In other words, if an inventor who has not filed a patent application offers to sell the invention in a commercial transaction, describes the invention in any publicly available publication or web site, or uses the invention in the public, the patent may be declined and the invention declared public domain. When in the public domain, the invention is useable by anyone without recourse.

Such was the case with Wil Schock of Creep Crafters. Wil had spent approximately 10 years developing a fog-chilling system using easily obtainable ice cubes. In addition to his time, Wil spent thousands of dollars in research and development of the product. With the excitement of having invented this new fog-chilling machine, Wil published an article on his web site and in a publication that described how to make the device. Because Wil did not file a patent application on the fog machine within the appropriate one-year window, he is now barred from being allowed to patent the invention, losing what could have been a valuable asset to his company.

Fortunately for Wil, he later developed several improvements to the original fog machine to perfect the product. This time, Wil learned from his past and filed a patent application on the improvements within the allotted time. Now, instead of giving his invention freely to the public, Wil has added a valuable asset to his company through a patent application.

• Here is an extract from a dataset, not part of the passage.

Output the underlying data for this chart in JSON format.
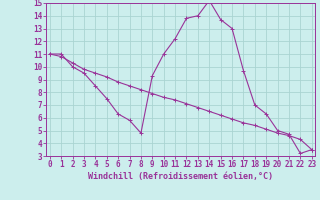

When and if issued as a patent, Wil can prevent anyone, including competitors, from selling or even using a product based on his invention (in the country that issues the patent). In other words, should a competitor copy Wil’s product, Wil could use the patent in a court of law to force a competitor to stop selling the product. And upon finding for the patent owner, the court will award the patent owner a sufficient amount of money to adequately compensate for the infringement, with interest and costs as fixed by the court. Losses can be measured as a royalty fee, lost profits, or in some cases, the profits of the infringer. Furthermore, if the infringement was done knowingly, the court may increase the monetary award by up to three times the amount found or assessed. Having a patent can provide a significant amount of protection and value to a company.

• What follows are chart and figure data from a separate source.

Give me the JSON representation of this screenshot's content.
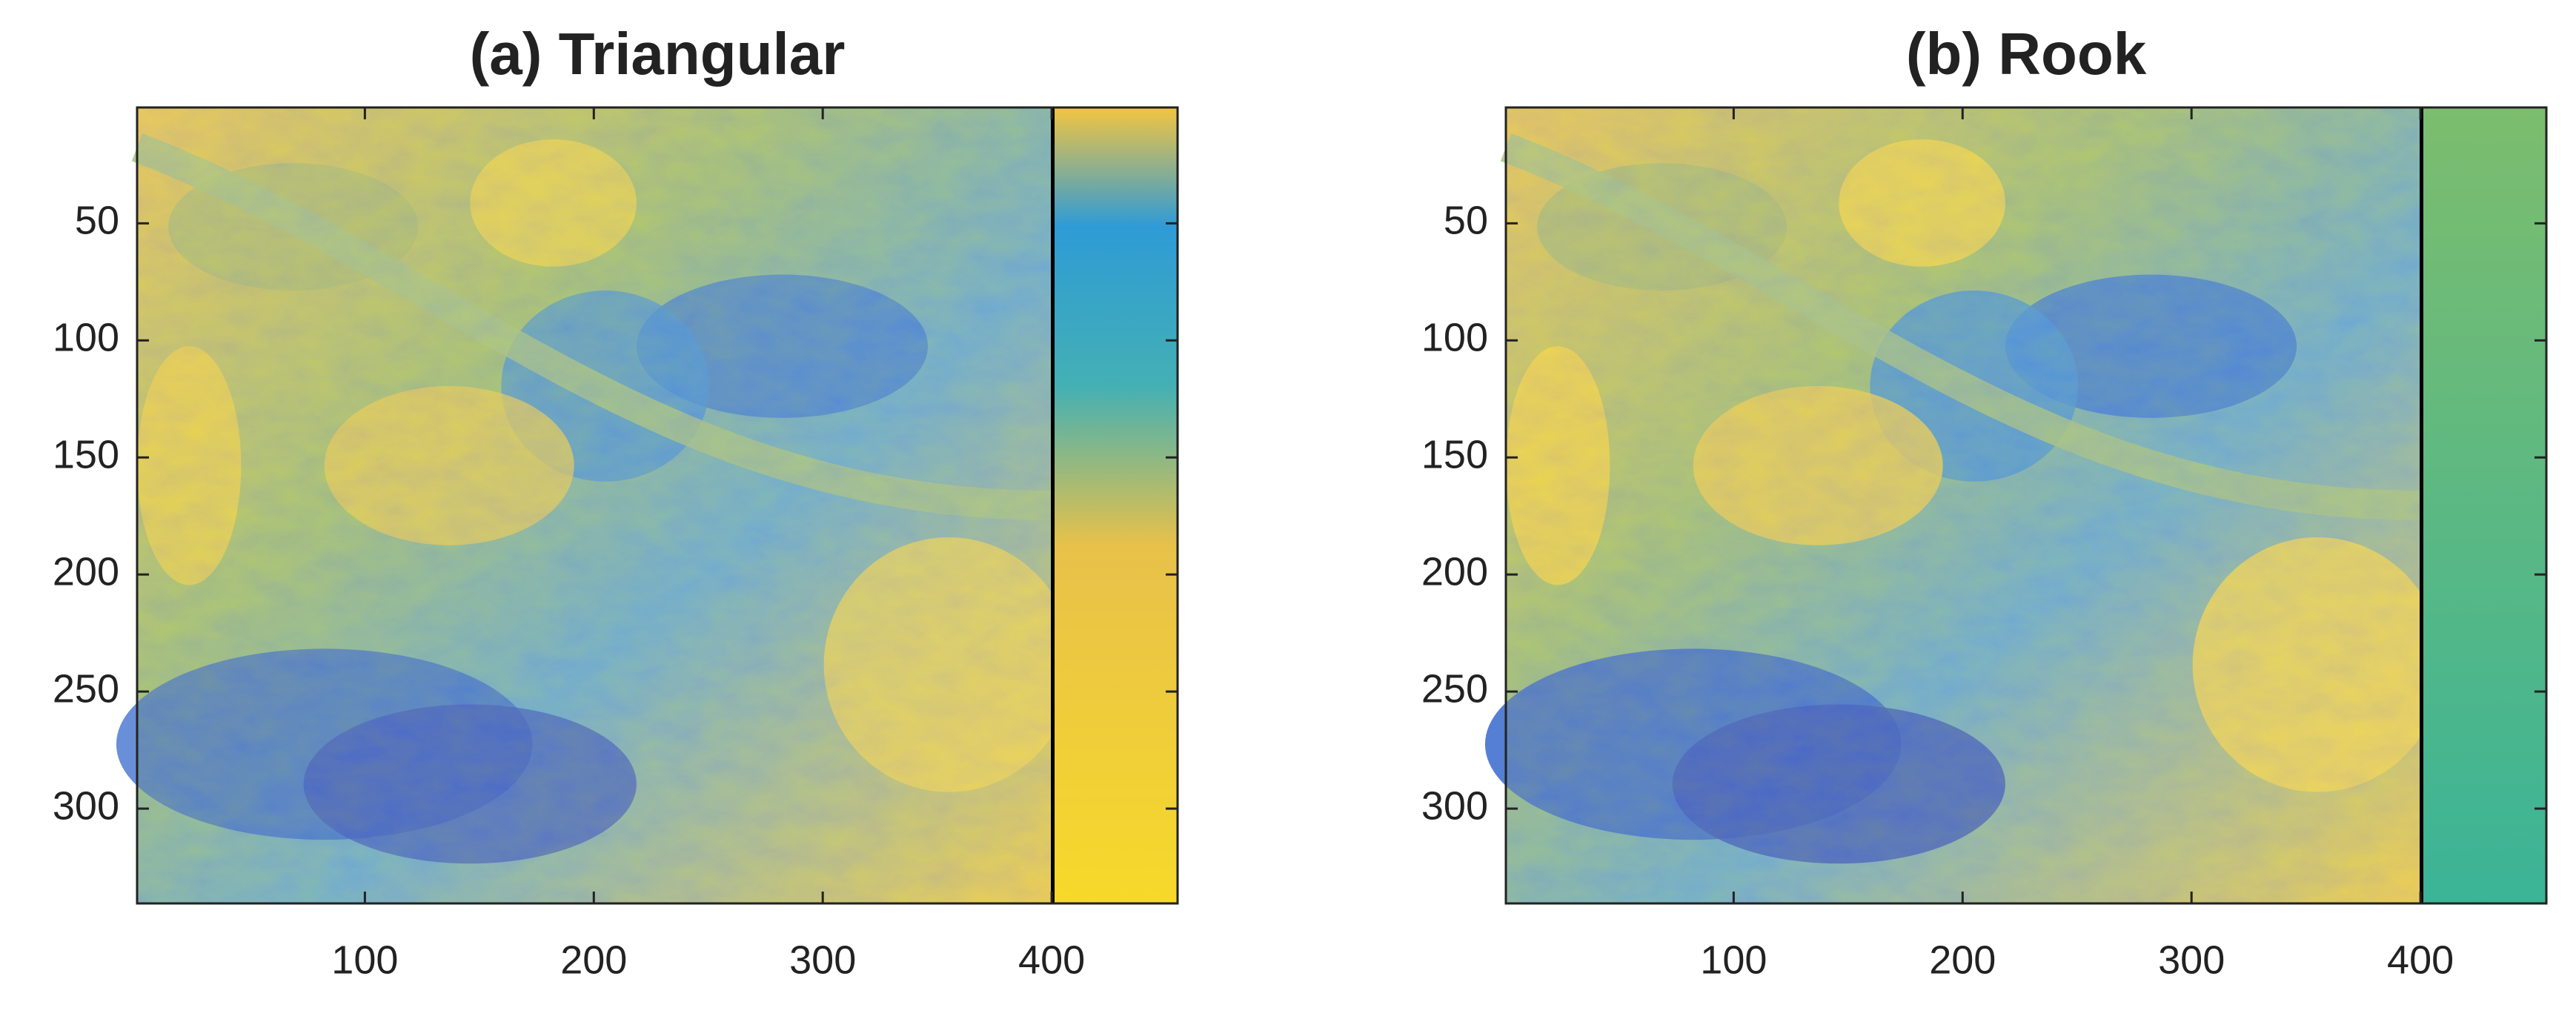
{
  "chart_data": [
    {
      "type": "image",
      "title": "(a)  Triangular",
      "xlim": [
        0.5,
        455
      ],
      "ylim": [
        0.5,
        340.5
      ],
      "y_reversed": true,
      "xticks": [
        100,
        200,
        300,
        400
      ],
      "yticks": [
        50,
        100,
        150,
        200,
        250,
        300
      ]
    },
    {
      "type": "image",
      "title": "(b)  Rook",
      "xlim": [
        0.5,
        455
      ],
      "ylim": [
        0.5,
        340.5
      ],
      "y_reversed": true,
      "xticks": [
        100,
        200,
        300,
        400
      ],
      "yticks": [
        50,
        100,
        150,
        200,
        250,
        300
      ]
    }
  ]
}
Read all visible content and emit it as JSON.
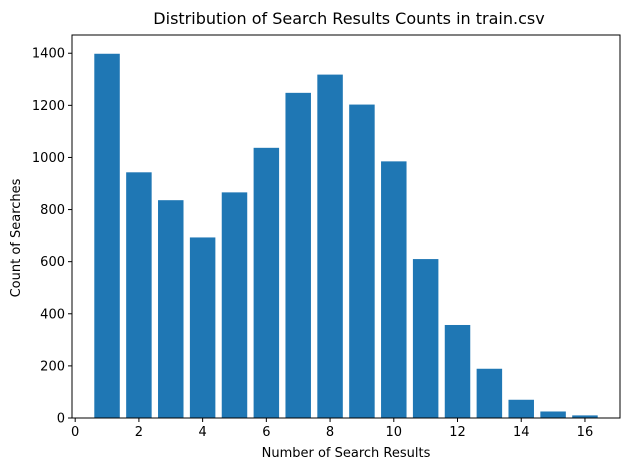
{
  "chart_data": {
    "type": "bar",
    "title": "Distribution of Search Results Counts in train.csv",
    "xlabel": "Number of Search Results",
    "ylabel": "Count of Searches",
    "x": [
      1,
      2,
      3,
      4,
      5,
      6,
      7,
      8,
      9,
      10,
      11,
      12,
      13,
      14,
      15,
      16
    ],
    "values": [
      1398,
      943,
      836,
      693,
      866,
      1037,
      1248,
      1318,
      1203,
      985,
      610,
      357,
      189,
      70,
      25,
      10
    ],
    "xlim": [
      -0.1,
      17.1
    ],
    "ylim": [
      0,
      1470
    ],
    "xticks": [
      0,
      2,
      4,
      6,
      8,
      10,
      12,
      14,
      16
    ],
    "yticks": [
      0,
      200,
      400,
      600,
      800,
      1000,
      1200,
      1400
    ],
    "bar_color": "#1f77b4",
    "grid": false
  }
}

Filing for patent protection is not cheap. A design patent typically costs between $1,000 and $2,000 in attorney’s fees (not including USPTO fees which start at $230). A utility patent is much more complex and costs significantly more. Based on the complexity of the invention and other factors, a utility patent often costs between $5,000 and $10,000 in attorney’s fees (not including USPTO fees which start at $545). For additional information related to patents, go to www.uspto.gov.

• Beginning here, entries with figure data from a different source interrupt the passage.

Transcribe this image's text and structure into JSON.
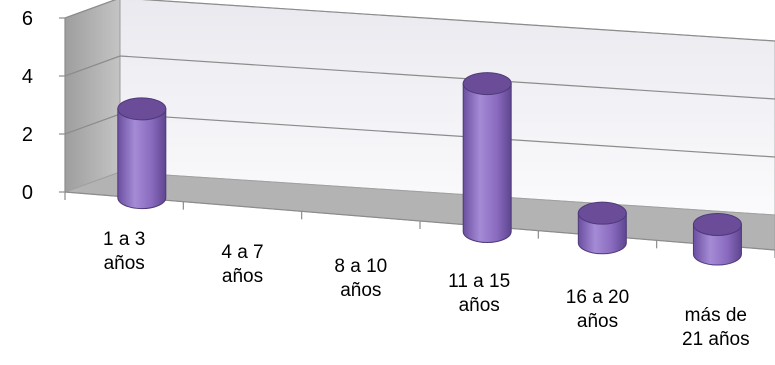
{
  "chart_data": {
    "type": "bar",
    "bar_shape": "cylinder",
    "perspective": "3d",
    "categories": [
      [
        "1 a 3",
        "años"
      ],
      [
        "4 a 7",
        "años"
      ],
      [
        "8 a 10",
        "años"
      ],
      [
        "11 a 15",
        "años"
      ],
      [
        "16 a 20",
        "años"
      ],
      [
        "más de",
        "21 años"
      ]
    ],
    "values": [
      3,
      0,
      0,
      5,
      1,
      1
    ],
    "ylim": [
      0,
      6
    ],
    "yticks": [
      "0",
      "2",
      "4",
      "6"
    ],
    "grid": true,
    "legend": "none",
    "colors": {
      "bar_side": "#8a6bbf",
      "bar_top": "#6a4c98",
      "back_wall": "#f4f4f8",
      "side_wall": "#a9a9a9",
      "floor": "#b3b3b3",
      "gridline": "#8c8c8c"
    }
  }
}
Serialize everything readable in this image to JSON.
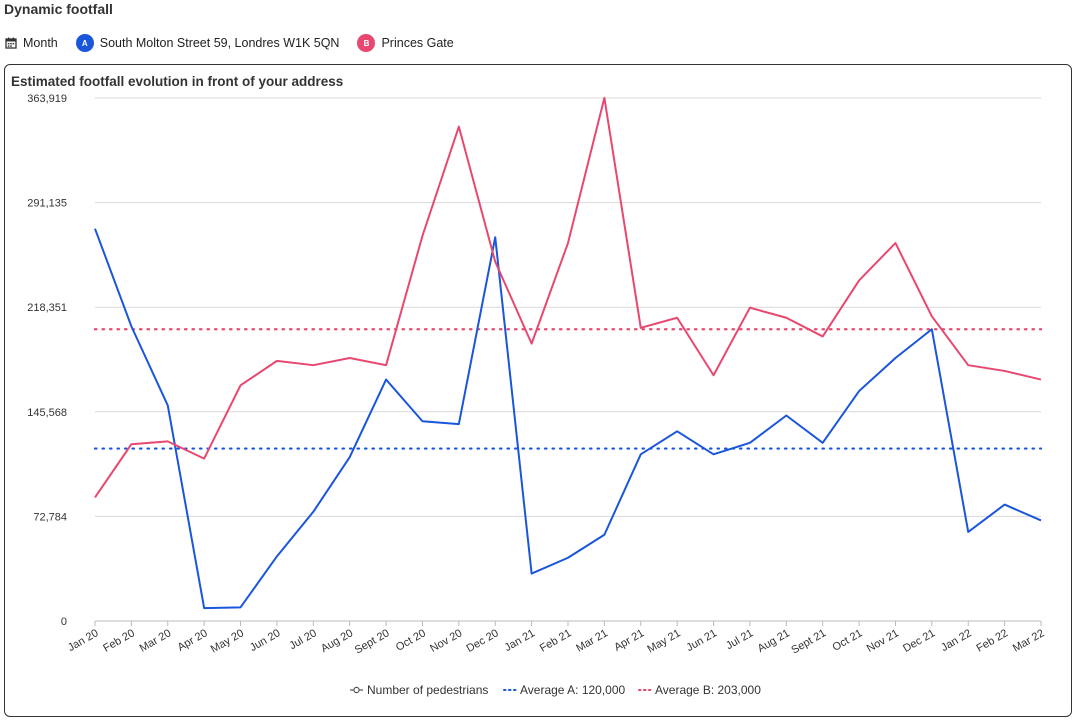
{
  "page": {
    "title": "Dynamic footfall"
  },
  "filters": {
    "period_icon": "calendar-icon",
    "period_label": "Month",
    "address_a_badge": "A",
    "address_a_label": "South Molton Street 59, Londres W1K 5QN",
    "address_b_badge": "B",
    "address_b_label": "Princes Gate"
  },
  "colors": {
    "series_a": "#1a56db",
    "series_b": "#e8486f",
    "grid": "#d9d9d9"
  },
  "chart_data": {
    "type": "line",
    "title": "Estimated footfall evolution in front of your address",
    "xlabel": "",
    "ylabel": "",
    "ylim": [
      0,
      363919
    ],
    "y_ticks": [
      0,
      72784,
      145568,
      218351,
      291135,
      363919
    ],
    "y_tick_labels": [
      "0",
      "72,784",
      "145,568",
      "218,351",
      "291,135",
      "363,919"
    ],
    "categories": [
      "Jan 20",
      "Feb 20",
      "Mar 20",
      "Apr 20",
      "May 20",
      "Jun 20",
      "Jul 20",
      "Aug 20",
      "Sept 20",
      "Oct 20",
      "Nov 20",
      "Dec 20",
      "Jan 21",
      "Feb 21",
      "Mar 21",
      "Apr 21",
      "May 21",
      "Jun 21",
      "Jul 21",
      "Aug 21",
      "Sept 21",
      "Oct 21",
      "Nov 21",
      "Dec 21",
      "Jan 22",
      "Feb 22",
      "Mar 22"
    ],
    "series": [
      {
        "key": "a",
        "values": [
          273000,
          205000,
          150000,
          9000,
          9500,
          45000,
          76000,
          114000,
          168000,
          139000,
          137000,
          267000,
          33000,
          44000,
          60000,
          116000,
          132000,
          116000,
          124000,
          143000,
          124000,
          160000,
          183000,
          203000,
          62000,
          81000,
          70000
        ]
      },
      {
        "key": "b",
        "values": [
          86000,
          123000,
          125000,
          113000,
          164000,
          181000,
          178000,
          183000,
          178000,
          268000,
          344000,
          250000,
          193000,
          263000,
          364000,
          204000,
          211000,
          171000,
          218000,
          211000,
          198000,
          237000,
          263000,
          212000,
          178000,
          174000,
          168000
        ]
      }
    ],
    "reference_lines": [
      {
        "key": "avg_a",
        "value": 120000
      },
      {
        "key": "avg_b",
        "value": 203000
      }
    ],
    "legend": {
      "placement": "bottom",
      "items": [
        "Number of pedestrians",
        "Average A: 120,000",
        "Average B: 203,000"
      ]
    },
    "grid": true
  }
}
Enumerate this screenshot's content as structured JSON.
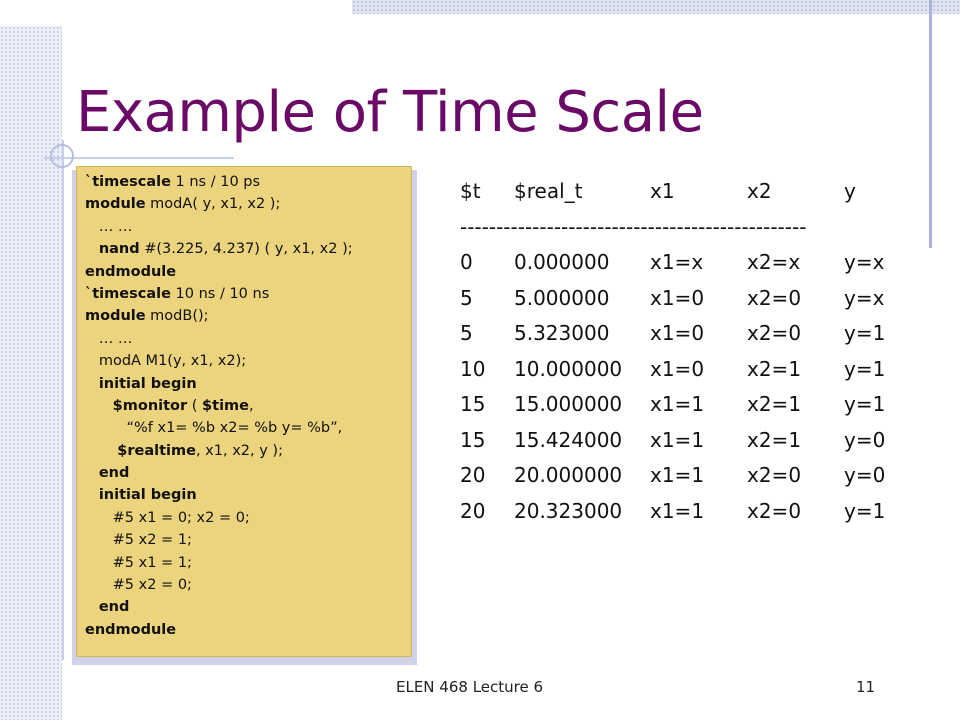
{
  "slide": {
    "title": "Example of Time Scale",
    "footer": "ELEN 468 Lecture 6",
    "page_number": "11"
  },
  "code": [
    {
      "b": "`timescale",
      "t": " 1 ns / 10 ps",
      "indent": ""
    },
    {
      "b": "module",
      "t": " modA( y, x1, x2 );",
      "indent": ""
    },
    {
      "b": "",
      "t": "… …",
      "indent": "   "
    },
    {
      "b": "nand",
      "t": " #(3.225, 4.237) ( y, x1, x2 );",
      "indent": "   "
    },
    {
      "b": "endmodule",
      "t": "",
      "indent": ""
    },
    {
      "b": "`timescale",
      "t": " 10 ns / 10 ns",
      "indent": ""
    },
    {
      "b": "module",
      "t": " modB();",
      "indent": ""
    },
    {
      "b": "",
      "t": "… …",
      "indent": "   "
    },
    {
      "b": "",
      "t": "modA M1(y, x1, x2);",
      "indent": "   "
    },
    {
      "b": "initial begin",
      "t": "",
      "indent": "   "
    },
    {
      "b": "$monitor",
      "t": " ( ",
      "b2": "$time",
      "t2": ",",
      "indent": "      "
    },
    {
      "b": "",
      "t": "“%f x1= %b x2= %b y= %b”,",
      "indent": "         "
    },
    {
      "b": "$realtime",
      "t": ", x1, x2, y );",
      "indent": "       "
    },
    {
      "b": "end",
      "t": "",
      "indent": "   "
    },
    {
      "b": "initial begin",
      "t": "",
      "indent": "   "
    },
    {
      "b": "",
      "t": "#5 x1 = 0; x2 = 0;",
      "indent": "      "
    },
    {
      "b": "",
      "t": "#5 x2 = 1;",
      "indent": "      "
    },
    {
      "b": "",
      "t": "#5 x1 = 1;",
      "indent": "      "
    },
    {
      "b": "",
      "t": "#5 x2 = 0;",
      "indent": "      "
    },
    {
      "b": "end",
      "t": "",
      "indent": "   "
    },
    {
      "b": "endmodule",
      "t": "",
      "indent": ""
    }
  ],
  "output_table": {
    "headers": [
      "$t",
      "$real_t",
      "x1",
      "x2",
      "y"
    ],
    "separator": "------------------------------------------------",
    "rows": [
      [
        "0",
        "0.000000",
        "x1=x",
        "x2=x",
        "y=x"
      ],
      [
        "5",
        "5.000000",
        "x1=0",
        "x2=0",
        "y=x"
      ],
      [
        "5",
        "5.323000",
        "x1=0",
        "x2=0",
        "y=1"
      ],
      [
        "10",
        "10.000000",
        "x1=0",
        "x2=1",
        "y=1"
      ],
      [
        "15",
        "15.000000",
        "x1=1",
        "x2=1",
        "y=1"
      ],
      [
        "15",
        "15.424000",
        "x1=1",
        "x2=1",
        "y=0"
      ],
      [
        "20",
        "20.000000",
        "x1=1",
        "x2=0",
        "y=0"
      ],
      [
        "20",
        "20.323000",
        "x1=1",
        "x2=0",
        "y=1"
      ]
    ]
  }
}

Your ideas are valuable, and as the originator, creator or inventor, you have every right to protect your assets as a form of intellectual property. If you have a great idea or invention, you should file a patent application prior to selling, disclosing, describing or displaying the product or invention (function or design). You should also ensure that the name you choose for a product or business is not already protected by someone else’s trademark. Otherwise, you may take the chance of being sued for all profits collected under the infringed name. Once you have done a search and made sure that your name can be trademarked, apply for federal registration of the mark as soon as possible to keep someone else from causing confusion in the market. Register your original music, attraction storyline, web site and other copyrightable creations with the Library of Congress for additional protection from infringers.